In other words, if Bush had been given all these documents at once and had the compelling passages been underscored and accompanied by swelling orchestra chords, there still would not have been enough explicit evidence on hand to justify anybody's saying "Bush Knew!" (as a New York newspaper so brazenly headlined its first-day story about these ex post facto disclosures).
If Bush "knew," from evidence such as this, the proximate dimensions of what was going to happen, even the whens and wheres of it, he would be simultaneously a worse figure in American history than Benedict Arnold the worst ever, in fact and the most clairvoyant head of state ever to rule over empire or republic since this world began.
But none of this is the point, which is: What can we do about it now? What we can do is exactly what a bipartisan chorus in Congress is calling for disclosure of the various shreds of intelligence we had on hand at the time, in tandem with a full-court investigation of the way in which our national intelligence apparatus has been operating (or failing to operate).
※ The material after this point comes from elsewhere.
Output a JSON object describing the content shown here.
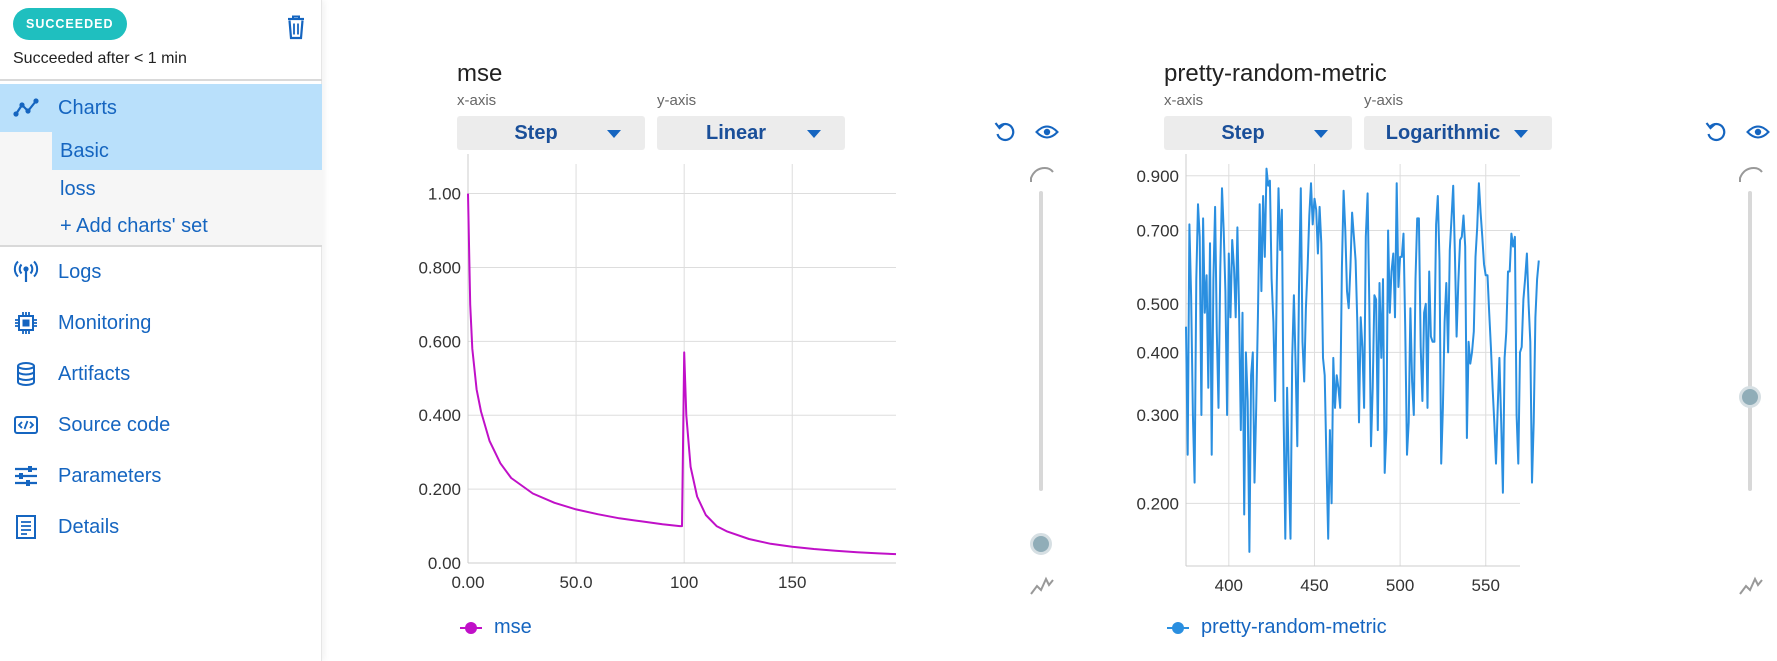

The point of all this is not to affix blame but to make the necessary corrections for error so that a country at war and a peculiarly difficult war at that can make the necessary dispositions.
We don't want to be caught flat-footed next time. That's the bottom line, and that's why Vice President Cheney or anyone else in a position of national authority should relax their opposition to such a process. Let's find out what's wrong and fix it. The stakes are too high not to.
Before the catastrophic events of last September, the most alarming event for us news junkies locally was the appearance last July at the penultimate moment of decision for an already dazed and confused legislature of an aroused crowd at the Tennessee state Capitol. Apologists for the crowd deny that it was a mob; apologists for the legislature deny that it influenced their failure, for the third straight year, to solve the state's fiscal crisis.
Both sets of apologists are wrong: The crowd shouted, shoved, broke glass, and fatally disrupted the state Senate's intended deliberations. The cowed legislators tucked tail, raided yet another reserve fund, and went home. Senator Mark Norris of Collierville, a respected income-tax opponent, used the M-word without quibble last year and said that the mob which it was prevented a conservative solution to the state's budget problem. Others would say it impeded prospects for tax reform.
Whatever the case, it is clear that the demonstrators achieved their end. They shut down the process of representative government. It used to be the conservatives among us who argued that we were a republic, not a democracy, and that mass action was no substitute for reasoned deliberation. Would that, like Norris, they did so again.